O QUARTO MÁGICO - primeira parte


Não contei a ninguém sobre aquilo. Algumas coisas precisam dormir em relicários. Difícil explicar.

Olho o passado. Agora parece-me estranho que eu não lhe tenha tomado as mãos em sua despedida. Nem ao menos juntei-me à multidão que velava à sua janela. Nenhum deles sabia exatamente o tom de sua voz quando reverberava entre meus cabelos ou o jeito que suspirava quando me abraçava sem saber o que dizer. Não fui porque não me senti um deles.

Era eu sua realidade paralela, o lado de dentro. Éramos um para o outro o que a vida tem de mãe, de acolhedora.

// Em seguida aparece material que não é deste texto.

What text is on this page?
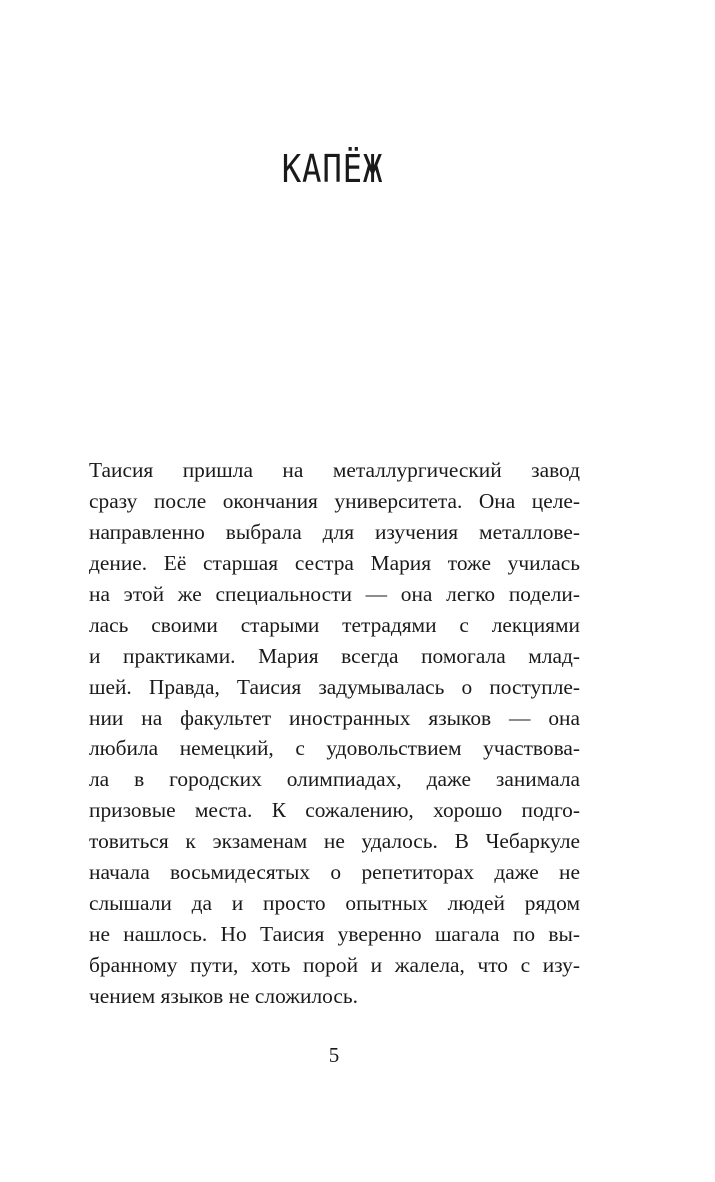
КАПЁЖ
Таисия пришла на металлургический завод
сразу после окончания университета. Она целе-
направленно выбрала для изучения металлове-
дение. Её старшая сестра Мария тоже училась
на этой же специальности — она легко подели-
лась своими старыми тетрадями с лекциями
и практиками. Мария всегда помогала млад-
шей. Правда, Таисия задумывалась о поступле-
нии на факультет иностранных языков — она
любила немецкий, с удовольствием участвова-
ла в городских олимпиадах, даже занимала
призовые места. К сожалению, хорошо подго-
товиться к экзаменам не удалось. В Чебаркуле
начала восьмидесятых о репетиторах даже не
слышали да и просто опытных людей рядом
не нашлось. Но Таисия уверенно шагала по вы-
бранному пути, хоть порой и жалела, что с изу-
чением языков не сложилось.
5
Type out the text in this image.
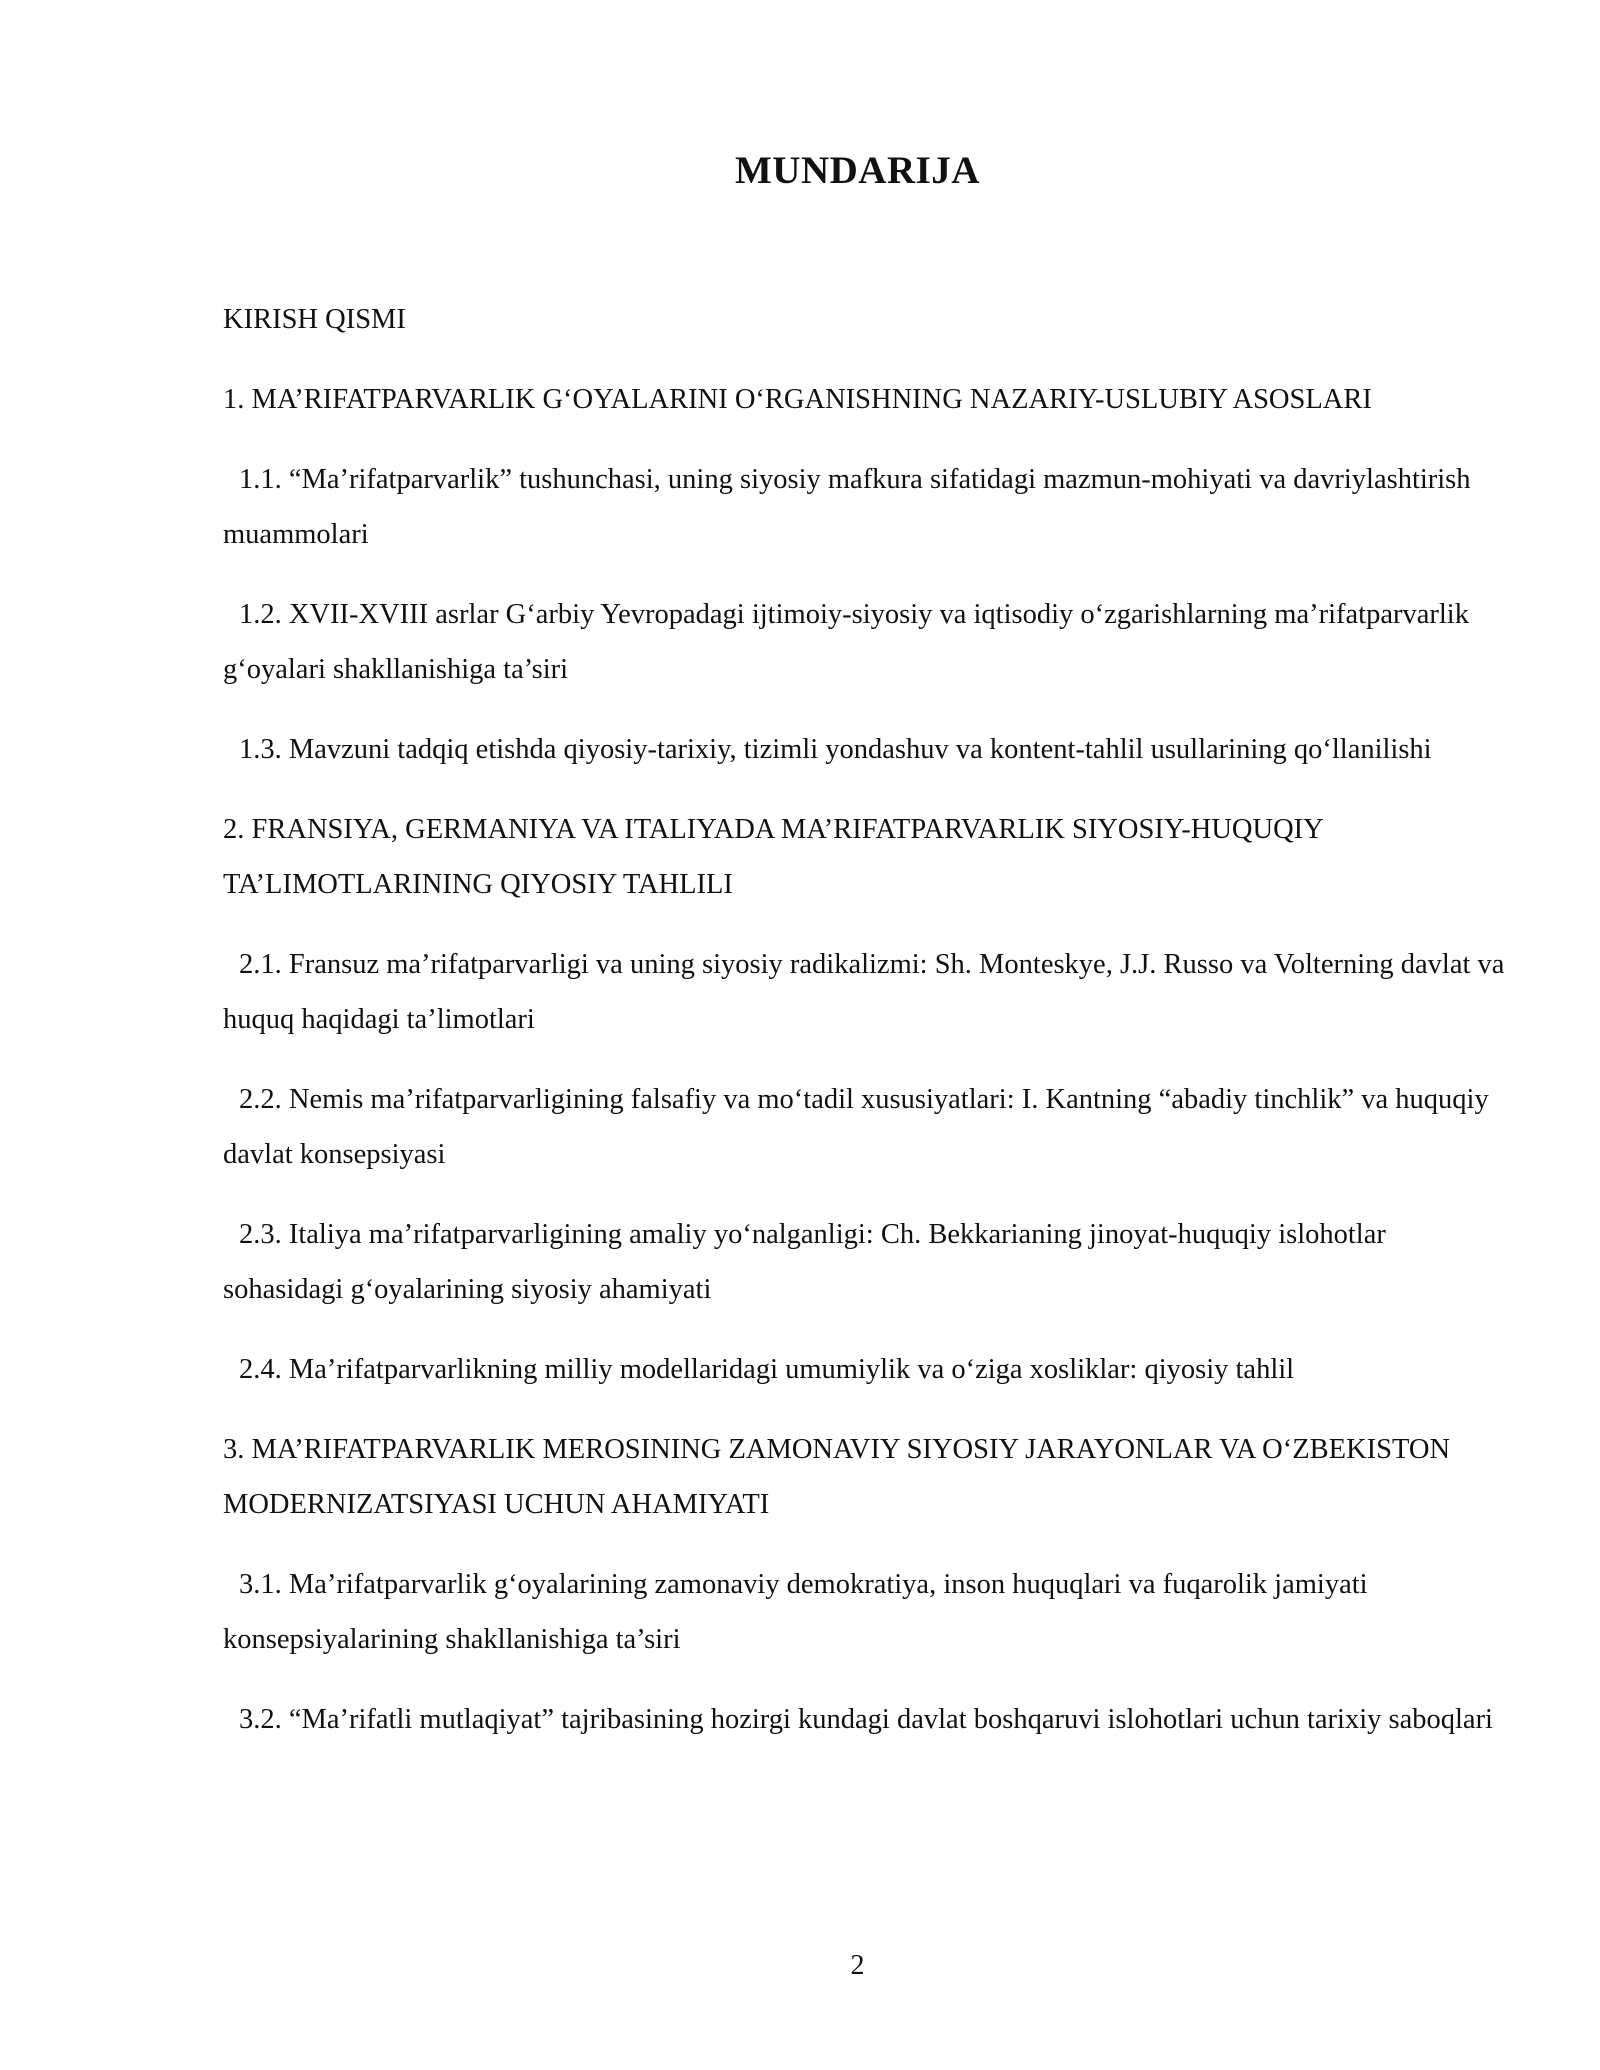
MUNDARIJA
KIRISH QISMI
1. MA’RIFATPARVARLIK G‘OYALARINI O‘RGANISHNING NAZARIY-USLUBIY ASOSLARI
1.1. “Ma’rifatparvarlik” tushunchasi, uning siyosiy mafkura sifatidagi mazmun-mohiyati va davriylashtirish muammolari
1.2. XVII-XVIII asrlar G‘arbiy Yevropadagi ijtimoiy-siyosiy va iqtisodiy o‘zgarishlarning ma’rifatparvarlik g‘oyalari shakllanishiga ta’siri
1.3. Mavzuni tadqiq etishda qiyosiy-tarixiy, tizimli yondashuv va kontent-tahlil usullarining qo‘llanilishi
2. FRANSIYA, GERMANIYA VA ITALIYADA MA’RIFATPARVARLIK SIYOSIY-HUQUQIY TA’LIMOTLARINING QIYOSIY TAHLILI
2.1. Fransuz ma’rifatparvarligi va uning siyosiy radikalizmi: Sh. Monteskye, J.J. Russo va Volterning davlat va huquq haqidagi ta’limotlari
2.2. Nemis ma’rifatparvarligining falsafiy va mo‘tadil xususiyatlari: I. Kantning “abadiy tinchlik” va huquqiy davlat konsepsiyasi
2.3. Italiya ma’rifatparvarligining amaliy yo‘nalganligi: Ch. Bekkarianing jinoyat-huquqiy islohotlar sohasidagi g‘oyalarining siyosiy ahamiyati
2.4. Ma’rifatparvarlikning milliy modellaridagi umumiylik va o‘ziga xosliklar: qiyosiy tahlil
3. MA’RIFATPARVARLIK MEROSINING ZAMONAVIY SIYOSIY JARAYONLAR VA O‘ZBEKISTON MODERNIZATSIYASI UCHUN AHAMIYATI
3.1. Ma’rifatparvarlik g‘oyalarining zamonaviy demokratiya, inson huquqlari va fuqarolik jamiyati konsepsiyalarining shakllanishiga ta’siri
3.2. “Ma’rifatli mutlaqiyat” tajribasining hozirgi kundagi davlat boshqaruvi islohotlari uchun tarixiy saboqlari
2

Aquela parte que prescinde do sol, nascida na escuridão e que ali mesmo conhece o seu lugar.

Por que dizer isso agora? Porque hoje é meu dia especial.

Ontem, depois de décadas, voltei ao “quarto mágico”. Era assim que o chamávamos. Hoje é um lugar embrulhado em muitas camadas de “papel de seda do tempo”. Quase um casulo. Algumas vezes parecia-me enorme, mas em outras, pequeno e aconchegante.

Depois de sua morte pensei que não valeria mais a pena retornar. Anos sem sentido fizeram-me mudar de idéia somados a falsos romances, saudades incuráveis, doenças, o teimoso esvair-se dos dias mais os últimos acontecimentos políticos.

Semana passada acordei inquieta sem conseguir me livrar de um sentimento incômodo; uma inquietude, um sentimento de urgência que custei a entender.

Eu precisava voltar o mais rápido possível.

Não me organizei. Fiz o mínimo e não me despedi de ninguém. Sou supersticiosa com planejamentos detalhados, tenho horror a eles. Acho que existem para que nada dê certo. Funcionam como pistas para os demônios que nos espreitam. Então fiz tudo como quem foge, como quem não pode errar.

Não foi um ato de loucura. Agora vejo que loucura fora passar tantos anos numa vida que não era a minha.